Pengakuan ini semakin memperkuat dugaan bahwa transaksi tersebut sarat dengan manipulasi dan pelanggaran hukum.

Dalam wawancara via telepon dengan media Jejakkasusustv.com, pada Selasa, 08 April 2025, Santoso menyuruh menghubungi pihak kolam renang ( Maruyah), saat ditanya apakah dirinya benar membuat surat ganda tanpa sepengetahuan Sulistiyo dia menyatakan “Memang benar ia yang buat dan terpaksa melakukan pemalsuan di bawah tekanan dari Maruyah, karena kalau tidak di bikinkan dianggap dia telah bersekongkol dengan Sulistiyo karena beralasan surat yang awal di bawah kabur dan kalau tidak di tanda tangani dia harus mengganti uang 230 jt”.

Dan dirinya mengatakan ” dia sudah di panggil ke polres guna dimintai keterangan”.
Ujar Santoso dengan nada penuh penyesalan.

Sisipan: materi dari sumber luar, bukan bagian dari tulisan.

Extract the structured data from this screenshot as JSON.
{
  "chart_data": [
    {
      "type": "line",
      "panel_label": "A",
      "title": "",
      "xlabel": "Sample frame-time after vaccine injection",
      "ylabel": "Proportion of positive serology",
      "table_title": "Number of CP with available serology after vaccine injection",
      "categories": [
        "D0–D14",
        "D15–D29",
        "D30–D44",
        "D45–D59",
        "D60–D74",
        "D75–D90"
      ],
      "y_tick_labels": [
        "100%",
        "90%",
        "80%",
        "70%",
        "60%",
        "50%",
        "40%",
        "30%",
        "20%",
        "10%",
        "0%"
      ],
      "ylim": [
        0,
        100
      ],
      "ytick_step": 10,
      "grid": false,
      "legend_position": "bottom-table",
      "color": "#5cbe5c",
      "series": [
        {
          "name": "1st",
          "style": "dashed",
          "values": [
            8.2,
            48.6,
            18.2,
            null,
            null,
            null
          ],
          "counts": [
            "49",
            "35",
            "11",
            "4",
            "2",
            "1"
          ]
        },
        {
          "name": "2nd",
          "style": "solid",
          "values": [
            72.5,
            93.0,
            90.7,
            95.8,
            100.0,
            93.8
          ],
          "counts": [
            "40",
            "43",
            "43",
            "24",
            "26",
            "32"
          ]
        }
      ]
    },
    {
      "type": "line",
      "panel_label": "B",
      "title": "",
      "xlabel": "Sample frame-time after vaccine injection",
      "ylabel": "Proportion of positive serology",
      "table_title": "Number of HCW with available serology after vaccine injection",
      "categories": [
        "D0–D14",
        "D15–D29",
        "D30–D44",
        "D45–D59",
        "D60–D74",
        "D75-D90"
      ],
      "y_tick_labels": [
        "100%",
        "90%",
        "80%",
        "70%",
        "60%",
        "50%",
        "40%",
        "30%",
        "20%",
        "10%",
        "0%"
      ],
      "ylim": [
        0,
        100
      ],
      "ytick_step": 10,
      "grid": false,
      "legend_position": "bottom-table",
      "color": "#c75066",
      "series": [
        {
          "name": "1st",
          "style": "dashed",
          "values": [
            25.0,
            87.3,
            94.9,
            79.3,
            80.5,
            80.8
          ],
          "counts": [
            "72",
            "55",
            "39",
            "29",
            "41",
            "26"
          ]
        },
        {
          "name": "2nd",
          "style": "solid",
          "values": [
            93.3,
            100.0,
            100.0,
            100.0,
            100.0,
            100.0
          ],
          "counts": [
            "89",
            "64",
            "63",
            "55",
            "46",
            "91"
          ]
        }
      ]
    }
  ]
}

Pengakuan Santoso membuka dimensi baru dalam kasus ini. Tidak hanya pemalsuan dokumen yang diduga dilakukan secara terencana, tetapi juga dugaan intimidasi terhadap aparat pekon untuk melancarkan skema ilegal tersebut.

Jika terbukti, keterlibatan Maruyah dalam pemalsuan ini bisa menyeretnya pada jerat hukum yang lebih berat.

Berdasarkan hukum yang berlaku, pemalsuan dokumen sebagaimana diatur dalam Pasal 263 KUHP dapat dikenakan hukuman maksimal enam tahun penjara.

Sementara itu, jika unsur ancaman dan tekanan yang dilakukan terhadap pejabat desa terbukti, maka jeratan hukum tambahan bisa diterapkan terhadap Maruyah dan pihak terkait.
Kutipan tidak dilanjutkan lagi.